If local banks, investors, and philanthropies adopted this same trust-based model - designed for African contexts - we could unlock a wave of innovation that no global summit could ever match.

3. Build a Healthier Finance Ecosystem

Africa’s climate finance landscape is still externally driven and shaped by global perceptions of risk. We must change the narrative from “Africa as a risk” to “Africa as a return.”

This means blending philanthropic and private capital to de-risk local innovation; using public funds strategically - not as charity or CSI, but as catalytic capital; and designing blended finance models suited to African economies, not copied from foreign templates.

Concessional loans could fund community solar co-operatives. Insurance models could be re-engineered to protect smallholder farmers. ESG standards could be reframed to include indigenous and informal economies - restoring confidence in ESG as a vehicle for real impact, not greenwashing. Finance can accelerate Africa’s green transition - but only if we reimagine what “investment-ready” looks like in an African context.

From Numbers to Narratives

Ultimately, climate finance is not about money - it’s about people. Behind every figure on a balance sheet lies a human story: A woman in a Lagos market trying to keep her produce fresh under rising heat; a small business owner in Durban rebuilding after yet another catastrophic flood;  and a young solar engineer in Ghana whose solution can’t scale - not because it’s unviable, but because investors deem it too risky.

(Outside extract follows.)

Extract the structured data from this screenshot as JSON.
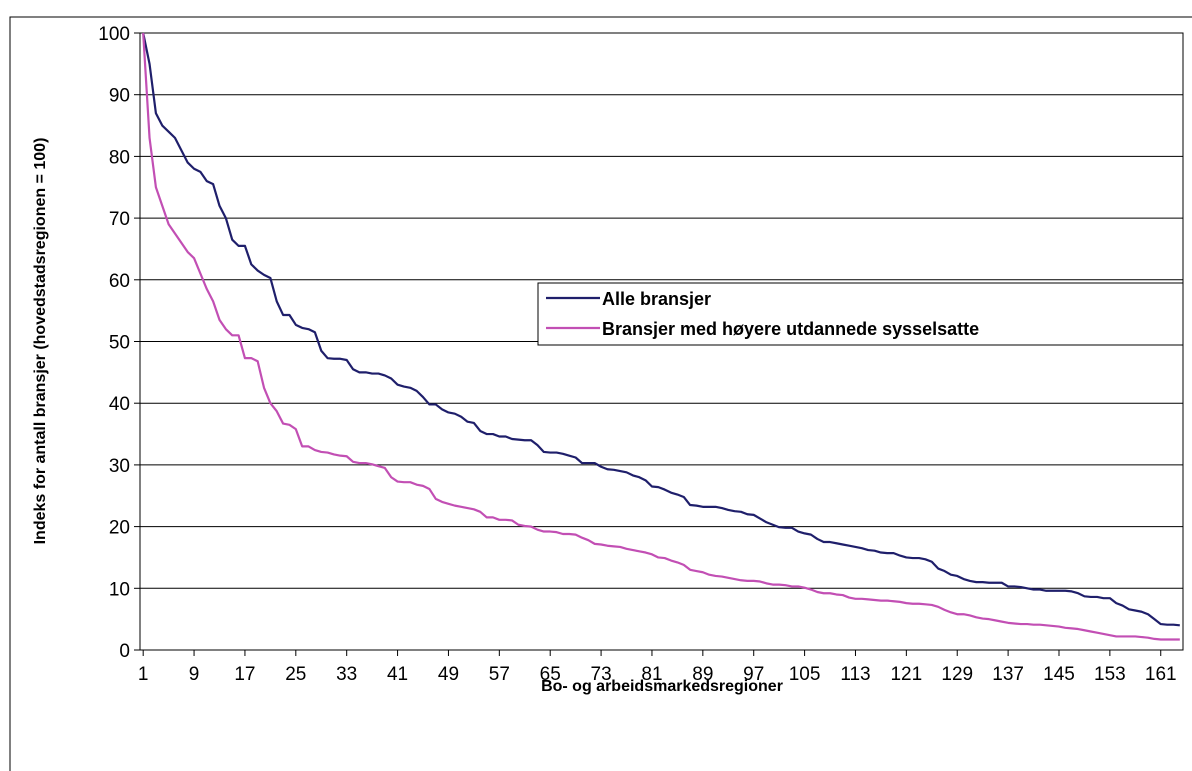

Financing climate justice means changing that story. It means moving from counting money to accounting for impact, from risk avoidance to risk sharing and from pledges to partnerships.

When we make that shift, Africa will no longer be at the mercy of external finance. It will become the heartbeat of global sustainability.

Because climate justice isn’t a line item.

It is the bottom line.

Joshua Amponsem is the Co-Director of the Youth Climate Justice Fund, Founder of the Green Africa Youth Organisation, and a former UN Climate Programme Specialist.